The final straw was chasing a flawed Tory initiative on non-doms for a nonexistent election, and managing to add even more flaws in the process. That has landed Mr Darling with a Jack Bauer style rescue job: defusing first the proposal that non-doms should find their other tax affairs pried into by the authorities and now, just in time for the Budget, a deal to ensure that any levy paid in the UK can be reclaimed in the US by American non-doms.

Labour can rightly say that the Shadow chancellor George Osborne's plan looks very wild indeed if nondoms leave the capital and the Tories need to finance a rather expensive inheritance tax cut from their ruse. But a government which has announced with some fanfare that it intends to run for a fourth term on the grounds of steady competence has just made a mess of two key bits of Treasury business and squandered City confidence into the bargain. "These are difficult areas to handle well," says one former senior member of the old Gordon Treasury team, for which read: "We know we didn't."

More important, though, is the return of steadiness and reliability which has been so lacking. A minister deemed a "safe pair of hands", Mr Darling needs to show he has some flair and a touch of humour (which he has privately but conceals to his detriment in public) - allied to a firmer grasp of the impact of his announcements.

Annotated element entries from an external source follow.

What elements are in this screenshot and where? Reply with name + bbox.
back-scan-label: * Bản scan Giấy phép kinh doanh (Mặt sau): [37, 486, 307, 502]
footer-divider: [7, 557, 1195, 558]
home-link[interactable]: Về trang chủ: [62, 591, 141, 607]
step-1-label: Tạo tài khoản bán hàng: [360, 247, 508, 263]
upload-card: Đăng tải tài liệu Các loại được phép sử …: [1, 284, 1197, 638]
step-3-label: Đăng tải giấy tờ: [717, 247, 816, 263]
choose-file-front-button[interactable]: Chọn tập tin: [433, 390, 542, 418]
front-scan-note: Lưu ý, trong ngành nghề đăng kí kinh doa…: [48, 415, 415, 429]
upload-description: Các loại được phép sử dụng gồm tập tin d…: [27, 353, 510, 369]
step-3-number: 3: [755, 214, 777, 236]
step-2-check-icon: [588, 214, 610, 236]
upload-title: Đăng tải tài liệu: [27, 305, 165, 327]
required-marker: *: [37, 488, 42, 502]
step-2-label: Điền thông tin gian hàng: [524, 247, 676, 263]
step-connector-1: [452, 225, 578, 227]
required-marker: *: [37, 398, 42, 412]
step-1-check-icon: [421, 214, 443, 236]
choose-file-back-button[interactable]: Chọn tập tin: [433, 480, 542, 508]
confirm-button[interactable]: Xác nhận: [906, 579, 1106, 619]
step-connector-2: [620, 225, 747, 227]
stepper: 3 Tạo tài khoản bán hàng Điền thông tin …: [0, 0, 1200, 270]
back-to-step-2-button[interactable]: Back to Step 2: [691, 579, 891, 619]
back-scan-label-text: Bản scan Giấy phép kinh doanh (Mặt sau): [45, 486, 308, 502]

Atonement is one thing. Retaining self-belief - a vital asset in Number 11 - is another. This is, after all, one of the set-piece events which will establish the road to the election manifesto.

So there is money to help failing schools tethered to Mr Brown's belated enthusiasm for radical education reform - and a boost for his protégé Education Secretary Ed Balls. Alcohol has come off badly, too, as the Government finally got serious about the harm of a national drink problem. (Tap water only at the dispatch box.)

"Green" taxes on large cars are offset by some mercy in postponing the fuel duty increase heralded in the last Budget until October. Remember that Mr Darling is a Treasury veteran of the fuel duty protests which stunned the Government; he is not about to launch another round of pain at the pump on worried consumers clutching their overburdened credit cards.

Mr Darling came to the job promising simpler and fairer taxes. In truth, he has little at his disposal to be fairer or simpler with. He has a lawyer's mind and the accompanying fondness for closing loopholes.

What he cannot do, after the messy handling of the non-dom tax and taper relief, is pursue corrections that look targeted for purely political reasons. It is no accident, as the Leninists used to say, that John Hutton was out and about telling high earners how much the Government loves them a day before the Budget.

There are some classic Labour themes, such as a renewed commitment to end child poverty - though the reality lags well behind the targets.

But what the Opposition would most like now would be a weakened government to make its life easier with a tax raid that hits middle Britain. Mr Brown got away with that for several years with "stealth taxes". The mood is very different and more watchful now.

It is also a game of two halves in a way that the Brown-era Budgets were not. Mr Osborne, has had an exhilarating period - if marred by an overcooked reaction to the Northern Rock nationalisation. But he considers Mr Darling a beatable opponent and is no longer cowed by the Brown record.

Invective is only half the equation for the Opposition, however. The Cameron Tories cannot shout their way to victory and Mr Osborne needs to grab his platform today to sound like a viable alternative as well as a heated critic.

Mr Darling, I'm told, heaved a sigh of relief when the bound version of his inaugural Budget was handed to him, anxious to get on with a performance that could begin his rehabilitation or prove the beginning of the end. But he remains a Chancellor on trial, which is not a comfortable place to be as the economists' angry red graphs tell us that the party is well and truly over.